Chico Buarque “Na Carreira” (Biscoito Fino, 2012)



Para quem não tem lançado assim tantos discos ao vivo quanto isso (isto segundo os parâmetros do mercado brasileiro, em que o formato se estabeleceu como uma engenhosa solução para os mais predatórios e sinecuristas instintos da indústria musical) custa que “Na Carreira” se apresente num escusado modelo compilatório ainda capaz de gerar equívocos conceptuais: de facto, o que temos aqui não é tanto o retrato de um (único) concerto quanto uma montagem de registos de mais do que um (a ficha informativa explica que se trata de uma gravação de Fevereiro de 2012, efetuada na sala Vivo Rio, no Rio de Janeiro, na qual, acrescente-se, Chico se apresentou 24 noites entre 5 de Janeiro e 12 do mês seguinte), gerando o procedimento inevitáveis interrupções narrativas e, de tema para tema, inquietantes divergências na ambiência emanante da plateia, confusas flutuações tímbricas vocais e instrumentais e correções de pormenor na mistura que se provaram desajeitadas na definição geral de um quadro sonoro coerente e equilibrado (numa última nota técnica, pelo menos a edição portuguesa apresenta dois temas – ‘Se Eu Soubesse’ e ‘Sem Você Nº2’ – com a ordem trocada no áudio em relação à determinada por contracapa e livreto). Não obstante o desacerto, decorre do roteiro de um espetáculo construído em redor de clássicos mais ou menos obscuros do cancioneiro de Buarque (‘Teresinha’, ‘O Meu Amor’, ‘Anos Dourados’ ou ‘Todo o Sentimento’ ao lado das menos unificadoras ‘Ana de Amsterdam’, ‘Baioque’ ou ‘A Violeira’, compostas para teatro e cinema) a confirmação de que as dez canções de “Chico”, o álbum de inéditos de 2011, estão ao nível do melhor que o compositor criou no último quarto de século. A banda, liderada por Luiz Claudio Ramos e pontificada por Wilson das Neves, Chico Batera ou Jorge Helder, esteve naturalmente competente e compreensivelmente ufana.


22 de setembro de 2012

“A Tribute to Caetano Veloso” (Universal, 2012)

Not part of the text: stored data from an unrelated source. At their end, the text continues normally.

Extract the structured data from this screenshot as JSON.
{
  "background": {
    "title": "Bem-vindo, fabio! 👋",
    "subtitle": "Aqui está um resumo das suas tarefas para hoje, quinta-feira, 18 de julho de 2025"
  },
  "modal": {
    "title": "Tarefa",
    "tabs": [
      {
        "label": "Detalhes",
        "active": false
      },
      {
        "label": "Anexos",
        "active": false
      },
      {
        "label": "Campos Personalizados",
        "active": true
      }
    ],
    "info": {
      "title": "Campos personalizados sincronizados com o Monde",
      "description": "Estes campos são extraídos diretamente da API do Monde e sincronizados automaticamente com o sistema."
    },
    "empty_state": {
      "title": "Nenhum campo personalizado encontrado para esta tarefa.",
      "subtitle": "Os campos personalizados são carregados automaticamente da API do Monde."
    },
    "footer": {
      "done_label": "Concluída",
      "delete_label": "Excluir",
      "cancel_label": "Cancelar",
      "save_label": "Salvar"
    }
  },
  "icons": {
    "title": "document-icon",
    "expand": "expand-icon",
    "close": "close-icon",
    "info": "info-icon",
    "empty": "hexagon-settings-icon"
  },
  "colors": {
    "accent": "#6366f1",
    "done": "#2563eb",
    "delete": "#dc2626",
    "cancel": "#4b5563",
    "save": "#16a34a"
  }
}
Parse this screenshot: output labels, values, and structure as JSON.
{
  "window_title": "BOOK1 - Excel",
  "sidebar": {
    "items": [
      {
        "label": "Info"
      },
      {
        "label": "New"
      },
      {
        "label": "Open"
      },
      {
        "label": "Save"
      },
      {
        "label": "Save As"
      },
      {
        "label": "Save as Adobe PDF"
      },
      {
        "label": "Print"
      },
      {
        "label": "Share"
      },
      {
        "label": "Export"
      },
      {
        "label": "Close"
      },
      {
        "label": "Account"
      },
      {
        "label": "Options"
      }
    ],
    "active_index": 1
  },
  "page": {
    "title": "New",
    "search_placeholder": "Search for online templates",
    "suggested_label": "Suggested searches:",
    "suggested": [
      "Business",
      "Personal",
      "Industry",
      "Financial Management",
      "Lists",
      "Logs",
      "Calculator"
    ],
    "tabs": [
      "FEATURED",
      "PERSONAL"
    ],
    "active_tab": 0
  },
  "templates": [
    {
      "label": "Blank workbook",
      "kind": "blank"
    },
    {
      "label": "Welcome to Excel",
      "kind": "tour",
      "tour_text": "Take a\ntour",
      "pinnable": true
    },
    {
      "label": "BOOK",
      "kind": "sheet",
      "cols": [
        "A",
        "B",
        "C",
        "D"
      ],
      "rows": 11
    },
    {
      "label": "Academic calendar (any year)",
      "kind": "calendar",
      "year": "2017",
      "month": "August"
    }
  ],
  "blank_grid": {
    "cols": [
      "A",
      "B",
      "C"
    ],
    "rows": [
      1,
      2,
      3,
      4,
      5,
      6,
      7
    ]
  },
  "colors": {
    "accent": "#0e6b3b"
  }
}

Não é Hal Willner quem quer. E ainda que seja golpe baixo, a pretexto desta homenagem que até evitou repetir temas gastos, começar por evocar o nome daquele que há 30 anos vem redefinindo o conceito de autoria em tributos dirigidos a Nino Rota, Kurt Weill, Walt Disney, Charles Mingus ou Leonard Cohen, a verdade é que ignorar-lhe por completo o tutorial será infâmia maior. Para mais num caso de ímpar contumácia, resistente ao ecletismo postiço e ao impulso globalista desta nova ordem mundial que Paul Ralphes, o expatriado britânico encarregue da direção artística do projeto, procurou aviar com estratagemático servilismo, empregando norte-americanos (Beck, Chrissie Hynde e Devendra Banhart), uma banda inglesa (Magic Numbers), uma fadista (Ana Moura, em ‘Janelas Abertas Nº2’, uma canção tão estruturalmente portuguesa quanto ‘Os Argonautas’), um espanhol (Miguel Poveda) ou um uruguaio (Jorge Drexler) mais com mente nos respetivos mercados nacionais, parece, do que na produção de mais-valia estética. Será uma forma de ver as coisas. Outra dirá que foi Paul Heck e restante equipa da organização Red Hot a adiantar-se às festividades – Caetano fez 70 anos em Agosto último – e gerar com um “Red Hot + Rio 2” editado em Junho de 2011 o justo preito às mais utópicas manifestações do baiano. Seja como for, trata-se de uma inesgotável herança que soube encontrar o êxtase no mundano e o superficial no transcendente ou transformar transes pessoais em experiências profanas de muitos e transas coletivas em experiências sagradas só suas. Há aqui uma seleção brasileira (Céu, Marcelo Camelo, Tulipa Ruiz, Mariana Aydar) que o compreendeu e outra (Sérgio Dias, Rodrigo Marante, Qinho, Momo, Luísa Maita, Seu Jorge) que apenas traz à memória um verso em 75 escrito por Caetano para a sua irmã Nicinha: “a vida tem uma dívida com a música perdida”.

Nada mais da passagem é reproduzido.